The national state of the art in medical home has not yet coalesced around a consensus view of what kind of behavioral health, mental health, or chemical dependency capability is to be a normal part of medical home and what parts are linked, but outside as a specialty service or resources. This represents a twofold opportunity for integrated care clinicians to help shape the national state of the art:
1. The exploding interest in patient-centered medical home suddenly provides publicly meaningful context and significance for integrated care and its long history of literature and demonstration. For example, this author has seen a number of physicians and health system leaders suddenly become aware of the field of integrated care, thanks to its significance for medical home. Those working to develop integrated care can join the larger dialogue taking place in general medical care and medical home development to show that behavioral health integration is another important way to make good on the Triple Aim and the Joint Principles. The medical home state of the art will not advance in this respect if integrated care enthusiasts talk mostly among themselves or only about the care of mental health conditions rather than their potential contribution to these broader person-centered issues in health care.
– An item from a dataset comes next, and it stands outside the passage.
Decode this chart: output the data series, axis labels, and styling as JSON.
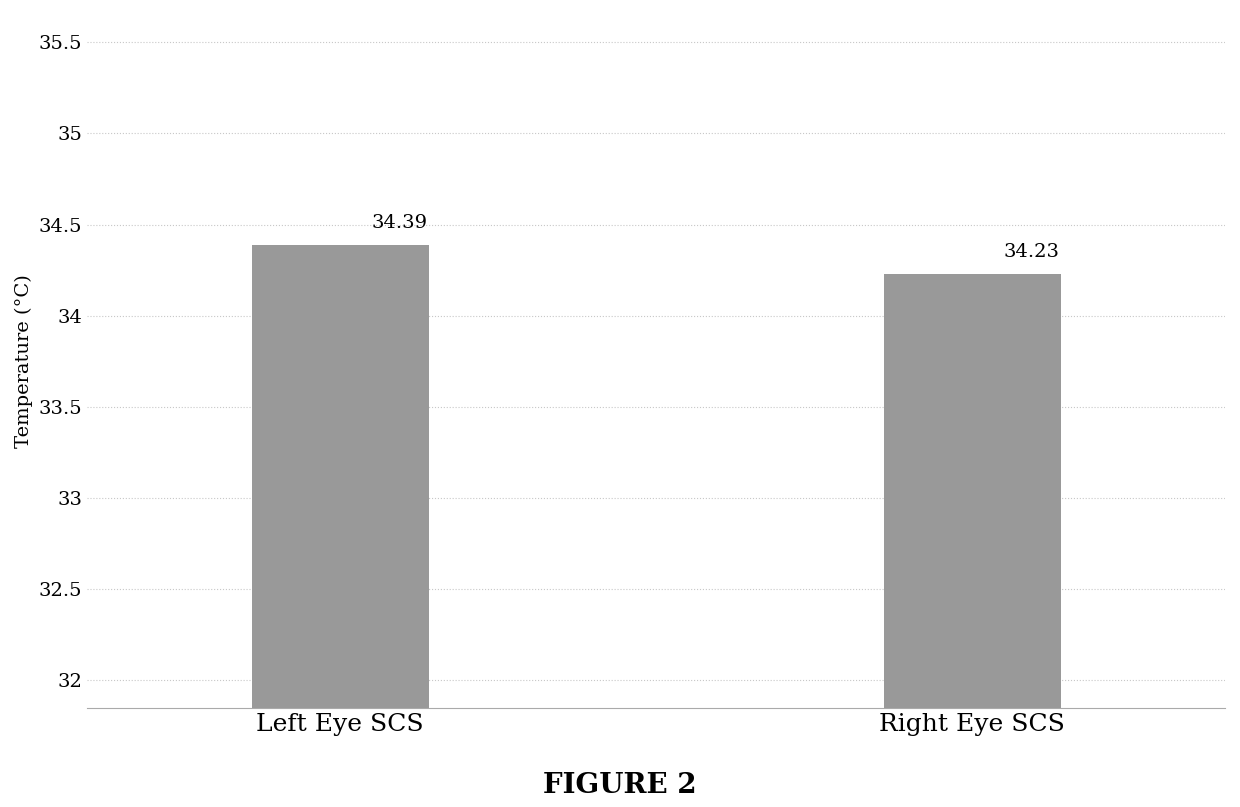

2. Once in the larger conversation, integrated care clinicians can help shape the medical home state of the art by bringing their accumulated literature, experience, and practical wisdom to bear in an organized and disciplined way that establishes the credibility of their literature and lessons learned—by being centered on the pressing challenges of those working on medical home and looking at their own work through that lens. Even if integrated behavioral health becomes a standard principle in medical home, a roster of more specific behavioral health integration tests and experiments will need to be done within the many and growing medical home demonstration projects, and integrated care clinicians will need to help design them and affiliate with the larger goals and development teams for medical home.
By becoming knowledgeable and affiliating with the larger goals and principles of patient-centered medical home, behavioral health and primary care clinicians can give greater significance to their long history of work on integrated care and substantially enhance the current national state of the art in medical home. Integrated care, along with the relationships that come with it, are not only for medical or mental health conditions, but for the persons who may have those conditions—in their full social context that affects health, healthcare outcomes, patient experience, and affordability of care. Behavioral health clinicians in particular have an important window of opportunity to join the national dialogue on health care home with their current and potential colleagues from primary care, health plans, purchasers, and government plans who want to move the state of the art to the next level on behalf of patients, providers, payers, and all of us.